In a strategy reminiscent of Trump’s birther crusade against America’s first Black president, Eastman argued that the citizenship status of Harris’ Jamaican father and Indian mother at the time of Harris’ birth, made it impossible for Harris to be president.

But the latest attack on Harris’ dignity and identity is one that will be shared by millions of African-Americans as well as other racial minorities. They are going to hear Perdue’s mockery and take personal offense because it is an all-too-familiar tactic of the blood-and-soil crew.

The phenomenon of “Black-sounding names” and the real-life consequences it has revealed for African-Americans will be replayed in the minds of many. For all those times they have been told their names are “odd” or “unusual”, Black Americans and other racial minorities grabbed what Perdue sought to do and turned it into an opportunity to restate their identity.

Via the hashtag #MyNameIs last weekend, different peoples made it clear that Perdue and his kind are headed to a defeat in the long run. It may take more than this election or the next two but America would soon have to reckon with the transgression of stratifying identities according to the expectations of its Anglo-Saxon heritage.

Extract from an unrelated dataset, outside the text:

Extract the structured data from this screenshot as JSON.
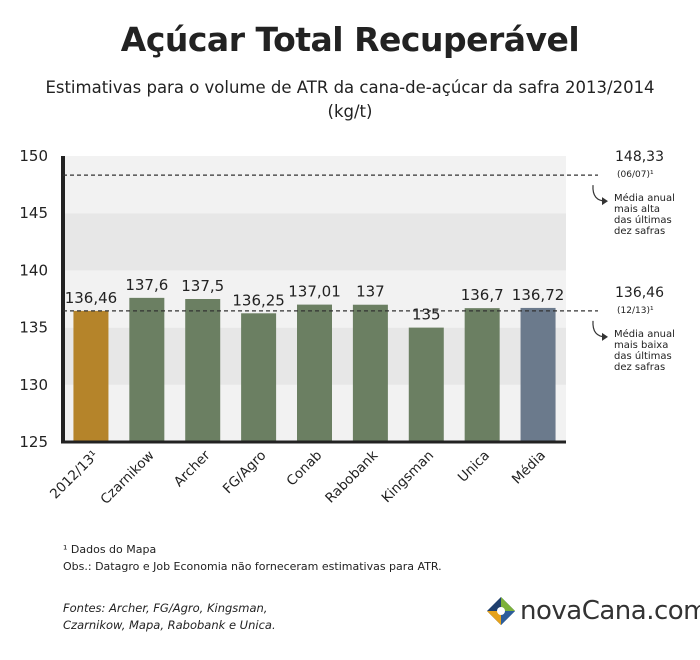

Names of Black people have for decades conjured images of a ghettoized, unruly and uneducated lot for larger American society. Admittedly, this cancer has found its into the heart of African-American communities where there is reified resistance against the DeAndres, Shanices, Jadas and Tyrones we have become used to.

It should however not go without mentioning that Black life and living in America have been perpetually in the white gaze. When Black people believe DeAndre is “odd” but Chris is “normal”, the need is to examine the terms upon which this scale of normality rests.

What is in a name? Apparently, your identity, hopes and a lot more. And for members of the party that has wondered for so long why Black people refuse to vote for them, they may need to start looking Black people face to face instead of down on them.

Nii Ntreh

Nii writes on African culture, politics and the global Black experience.